NYC burning $81K per homeless person — with nothing to show for it
State Comptroller Tom DiNapoli just revealed that New York City is now spending $81,000 per street homeless person — in a town where average take-home pay is no higher than $40,600.
And Mayor Zohran Mamdani want to spend more: City Hall projects it to hit nearly $97,000 in the coming year.
Overall, this spending has skyrocketed from $102 million in 2018 to $368 million last year, up 320% even as the street-homeless population grew just 26%.

These figures don’t include about $500 million a year for supportive housing, mental health co-response teams, the NYPD’s homeless-clearing work or other outlays for this population.
It’s certain that almost none of the $81,000 actually benefits these street people: Outreach workers get paid to count the “unsheltered” and to try coaxing them into shelter or arranging some kind of housing they’ll accept.

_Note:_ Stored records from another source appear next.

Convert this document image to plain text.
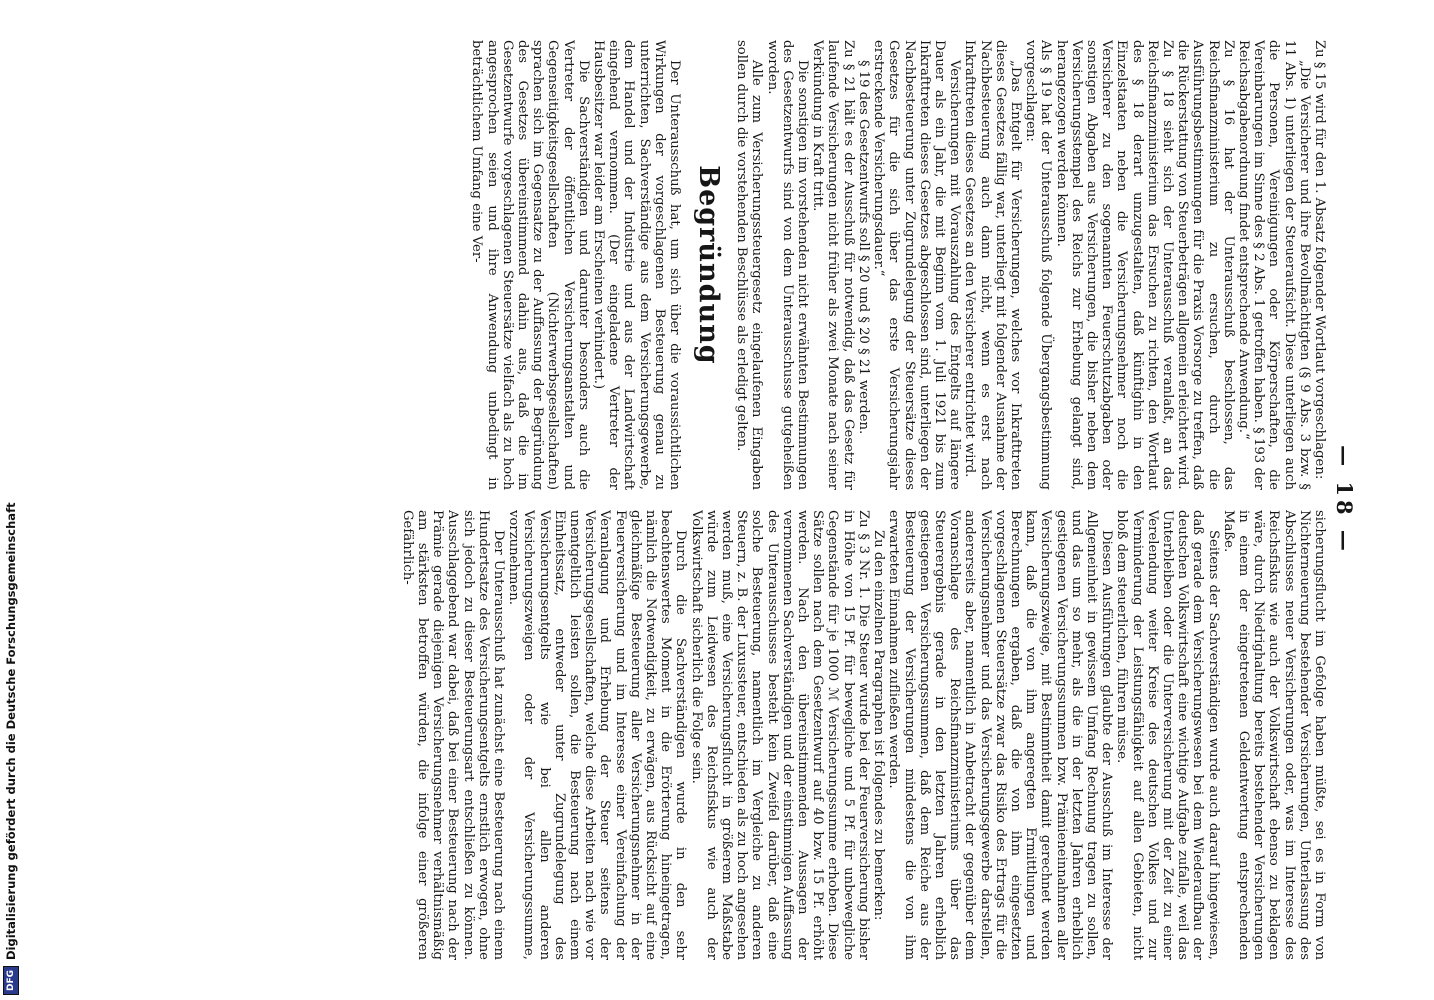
— 18 —

Zu § 15 wird für den 1. Absatz folgender Wortlaut vorgeschlagen:

„Die Versicherer und ihre Bevollmächtigten (§ 9 Abs. 3 bzw. § 11 Abs. 1) unterliegen der Steueraufsicht. Diese unterliegen auch die Personen, Vereinigungen oder Körperschaften, die Vereinbarungen im Sinne des § 2 Abs. 1 getroffen haben. § 193 der Reichsabgabenordnung findet entsprechende Anwendung.“

Zu § 16 hat der Unterausschuß beschlossen, das Reichsfinanzministerium zu ersuchen, durch die Ausführungsbestimmungen für die Praxis Vorsorge zu treffen, daß die Rückerstattung von Steuerbeträgen allgemein erleichtert wird.

Zu § 18 sieht sich der Unterausschuß veranlaßt, an das Reichsfinanzministerium das Ersuchen zu richten, den Wortlaut des § 18 derart umzugestalten, daß künftighin in den Einzelstaaten neben die Versicherungsnehmer noch die Versicherer zu den sogenannten Feuerschutzabgaben oder sonstigen Abgaben aus Versicherungen, die bisher neben dem Versicherungsstempel des Reichs zur Erhebung gelangt sind, herangezogen werden können.

Als § 19 hat der Unterausschuß folgende Übergangsbestimmung vorgeschlagen:

„Das Entgelt für Versicherungen, welches vor Inkrafttreten dieses Gesetzes fällig war, unterliegt mit folgender Ausnahme der Nachbesteuerung auch dann nicht, wenn es erst nach Inkrafttreten dieses Gesetzes an den Versicherer entrichtet wird.

Versicherungen mit Vorauszahlung des Entgelts auf längere Dauer als ein Jahr, die mit Beginn vom 1. Juli 1921 bis zum Inkrafttreten dieses Gesetzes abgeschlossen sind, unterliegen der Nachbesteuerung unter Zugrundelegung der Steuersätze dieses Gesetzes für die sich über das erste Versicherungsjahr erstreckende Versicherungsdauer.“

§ 19 des Gesetzentwurfs soll § 20 und § 20 § 21 werden.

Zu § 21 hält es der Ausschuß für notwendig, daß das Gesetz für laufende Versicherungen nicht früher als zwei Monate nach seiner Verkündung in Kraft tritt.

Die sonstigen im vorstehenden nicht erwähnten Bestimmungen des Gesetzentwurfs sind von dem Unterausschusse gutgeheißen worden.

Alle zum Versicherungssteuergesetz eingelaufenen Eingaben sollen durch die vorstehenden Beschlüsse als erledigt gelten.

Begründung

Der Unterausschuß hat, um sich über die voraussichtlichen Wirkungen der vorgeschlagenen Besteuerung genau zu unterrichten, Sachverständige aus dem Versicherungsgewerbe, dem Handel und der Industrie und aus der Landwirtschaft eingehend vernommen. (Der eingeladene Vertreter der Hausbesitzer war leider am Erscheinen verhindert.)

Die Sachverständigen und darunter besonders auch die Vertreter der öffentlichen Versicherungsanstalten und Gegenseitigkeitsgesellschaften (Nichterwerbsgesellschaften) sprachen sich im Gegensatze zu der Auffassung der Begründung des Gesetzes übereinstimmend dahin aus, daß die im Gesetzentwurfe vorgeschlagenen Steuersätze vielfach als zu hoch angesprochen seien und ihre Anwendung unbedingt in beträchtlichem Umfang eine Ver-

sicherungsflucht im Gefolge haben müßte, sei es in Form von Nichterneuerung bestehender Versicherungen, Unterlassung des Abschlusses neuer Versicherungen oder, was im Interesse des Reichsfiskus wie auch der Volkswirtschaft ebenso zu beklagen wäre, durch Niedrighaltung bereits bestehender Versicherungen in einem der eingetretenen Geldentwertung entsprechenden Maße.

Seitens der Sachverständigen wurde auch darauf hingewiesen, daß gerade dem Versicherungswesen bei dem Wiederaufbau der deutschen Volkswirtschaft eine wichtige Aufgabe zufalle, weil das Unterbleiben oder die Unterversicherung mit der Zeit zu einer Verelendung weiter Kreise des deutschen Volkes und zur Verminderung der Leistungsfähigkeit auf allen Gebieten, nicht bloß dem steuerlichen, führen müsse.

Diesen Ausführungen glaubte der Ausschuß im Interesse der Allgemeinheit in gewissem Umfang Rechnung tragen zu sollen, und das um so mehr, als die in der letzten Jahren erheblich gestiegenen Versicherungssummen bzw. Prämieneinnahmen aller Versicherungszweige, mit Bestimmtheit damit gerechnet werden kann, daß die von ihm angeregten Ermittlungen und Berechnungen ergaben, daß die von ihm eingesetzten vorgeschlagenen Steuersätze zwar das Risiko des Ertrags für die Versicherungsnehmer und das Versicherungsgewerbe darstellen, andererseits aber, namentlich in Anbetracht der gegenüber dem Voranschlage des Reichsfinanzministeriums über das Steuerergebnis gerade in den letzten Jahren erheblich gestiegenen Versicherungssummen, daß dem Reiche aus der Besteuerung der Versicherungen mindestens die von ihm erwarteten Einnahmen zufließen werden.

Zu den einzelnen Paragraphen ist folgendes zu bemerken:

Zu § 3 Nr. 1. Die Steuer wurde bei der Feuerversicherung bisher in Höhe von 15 Pf. für bewegliche und 5 Pf. für unbewegliche Gegenstände für je 1000 ℳ Versicherungssumme erhoben. Diese Sätze sollen nach dem Gesetzentwurf auf 40 bzw. 15 Pf. erhöht werden. Nach den übereinstimmenden Aussagen der vernommenen Sachverständigen und der einstimmigen Auffassung des Unterausschusses besteht kein Zweifel darüber, daß eine solche Besteuerung, namentlich im Vergleiche zu anderen Steuern, z. B. der Luxussteuer, entschieden als zu hoch angesehen werden muß, eine Versicherungsflucht in größerem Maßstabe würde zum Leidwesen des Reichsfiskus wie auch der Volkswirtschaft sicherlich die Folge sein.

Durch die Sachverständigen wurde in den sehr beachtenswertes Moment in die Erörterung hineingetragen, nämlich die Notwendigkeit, zu erwägen, aus Rücksicht auf eine gleichmäßige Besteuerung aller Versicherungsnehmer in der Feuerversicherung und im Interesse einer Vereinfachung der Veranlagung und Erhebung der Steuer seitens der Versicherungsgesellschaften, welche diese Arbeiten nach wie vor unentgeltlich leisten sollen, die Besteuerung nach einem Einheitssatz, entweder unter Zugrundelegung des Versicherungsentgelts wie bei allen anderen Versicherungszweigen oder der Versicherungssumme, vorzunehmen.

Der Unterausschuß hat zunächst eine Besteuerung nach einem Hundertsatze des Versicherungsentgelts ernstlich erwogen, ohne sich jedoch zu dieser Besteuerungsart entschließen zu können. Ausschlaggebend war dabei, daß bei einer Besteuerung nach der Prämie gerade diejenigen Versicherungsnehmer verhältnismäßig am stärksten betroffen würden, die infolge einer größeren Gefährlich-

DFG
Digitalisierung gefördert durch die Deutsche Forschungsgemeinschaft
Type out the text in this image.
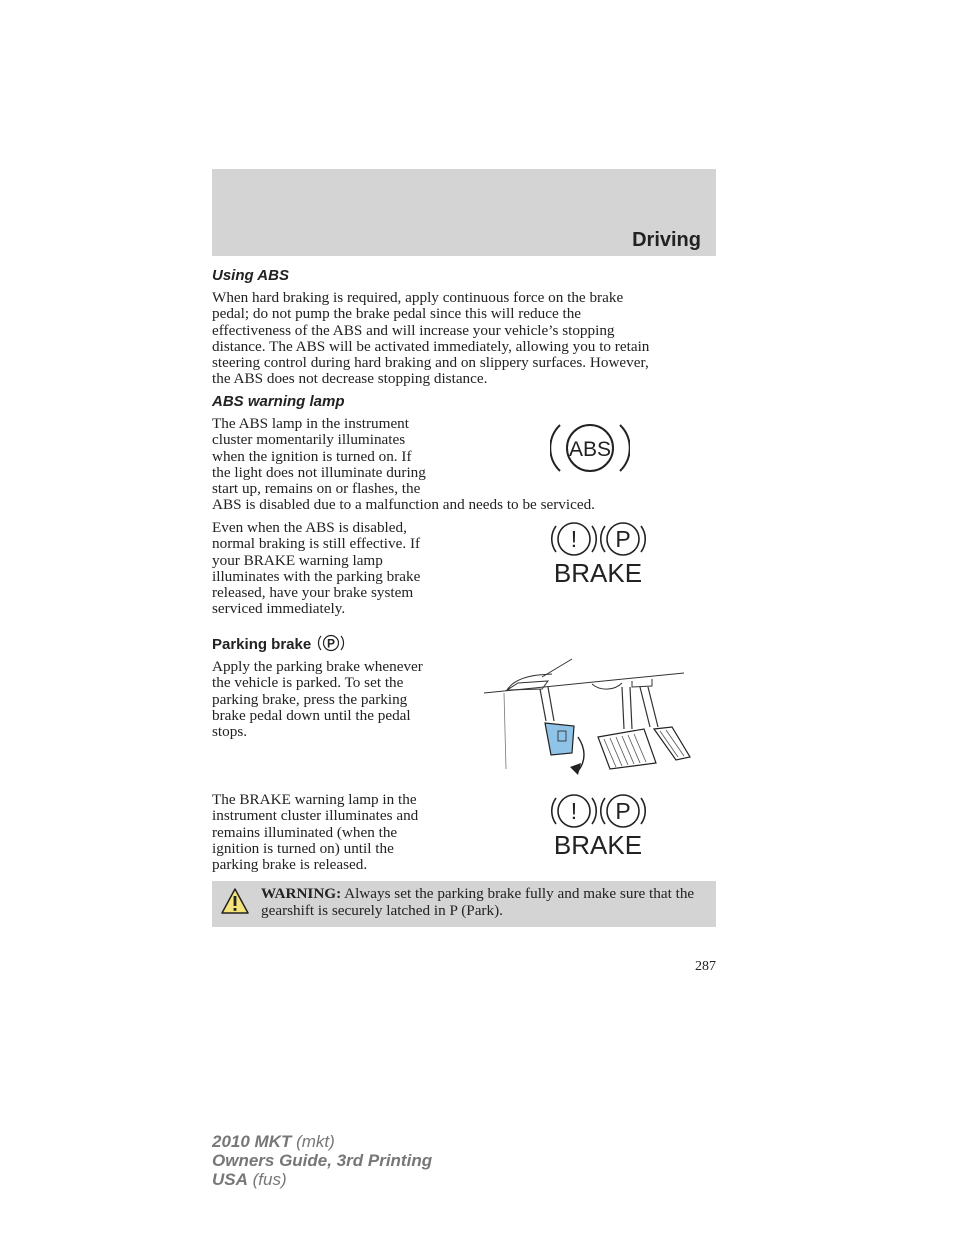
Driving
Using ABS
When hard braking is required, apply continuous force on the brake
pedal; do not pump the brake pedal since this will reduce the
effectiveness of the ABS and will increase your vehicle’s stopping
distance. The ABS will be activated immediately, allowing you to retain
steering control during hard braking and on slippery surfaces. However,
the ABS does not decrease stopping distance.
ABS warning lamp
The ABS lamp in the instrument
cluster momentarily illuminates
when the ignition is turned on. If
the light does not illuminate during
start up, remains on or flashes, the
ABS is disabled due to a malfunction and needs to be serviced.
ABS
Even when the ABS is disabled,
normal braking is still effective. If
your BRAKE warning lamp
illuminates with the parking brake
released, have your brake system
serviced immediately.
! P
BRAKE
Parking brake P
Apply the parking brake whenever
the vehicle is parked. To set the
parking brake, press the parking
brake pedal down until the pedal
stops.
The BRAKE warning lamp in the
instrument cluster illuminates and
remains illuminated (when the
ignition is turned on) until the
parking brake is released.
! P
BRAKE
WARNING: Always set the parking brake fully and make sure that the gearshift is securely latched in P (Park).
287
2010 MKT (mkt)
Owners Guide, 3rd Printing
USA (fus)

This is just one particularly damning example of how New York’s nonprofit-industrial complex has morphed the city’s multibillion-dollar outlays in the name of fighting homelessness into a jobs program that simply pretends to manage it.
As city Comptroller Scott Stringer puts it, “It’s a clarion call to make sure every dollar counts.”
This is the kind of madness that Team Mamdani refuses to rein in, insisting that the only solution is more revenue — higher taxes — to feed the beast.
The city doesn’t need a dime more; it needs to finally start cutting programs that don’t work.